«Было удовольствие в поедании клубники, прежде чем они стали совсем обычными — в первом блюде горошка, пока они были еще дорогими — иметь их на приятный ужин, угощение. Какое угощение мы можем иметь сейчас? Если бы мы угощали себя сейчас — то есть, иметь деликатесы немного выше наших средств, это было бы эгоистично и порочно. Это очень мало больше, что мы позволяем себе сверх того, что могут получить фактические бедняки, что делает то, что я называю угощением — когда два человека, живущие вместе, как мы делали, время от времени балуют себя дешевой роскошью, которая нравится обоим; в то время как каждый извиняется и готов взять обе половины вины на свою долю. Я не вижу вреда в том, чтобы люди делали много из себя в этом смысле слова. Это может дать им намек, как делать много из других. Но теперь — что я имею в виду под этим словом — мы никогда не делаем много из себя. Никто, кроме бедных, не может этого сделать. Я не имею в виду самых бедных из всех, но людей, как мы, чуть выше бедности».

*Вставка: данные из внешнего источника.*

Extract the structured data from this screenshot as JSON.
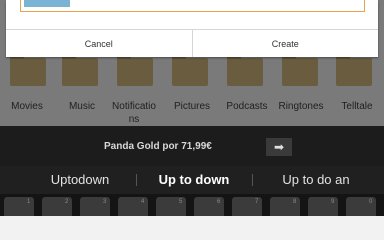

«Я знаю, что ты собирался сказать, что это очень приятно в конце года сводить концы с концами — и много хлопот у нас было каждую Тридцать первую Ночь декабря, чтобы отчитаться за наши превышения — много длинных лиц ты делал над своими запутанными счетами, и придумывая, как это вышло, что мы потратили так много — или что мы не потратили так много — или что невозможно, чтобы мы потратили так много в следующем году — и все же мы находили, что наш скудный капитал уменьшается — но тогда, между путями, и проектами, и компромиссами того или иного рода, и разговорами о сокращении этого расхода, и обхождении без того в будущем — и надеждой, которую приносит юность, и смеющимися духами (в которых ты никогда не был беден до сих пор) мы клали в карман наш убыток, и в заключение, с «крепкими бокалами» (как ты привык цитировать это из сердечного веселого мистера Коттона, как ты называл его), мы привыкли приветствовать «приходящего гостя». Теперь у нас нет никакого расчета вообще в конце старого года — никаких лестных обещаний о том, что новый год сделает лучше для нас».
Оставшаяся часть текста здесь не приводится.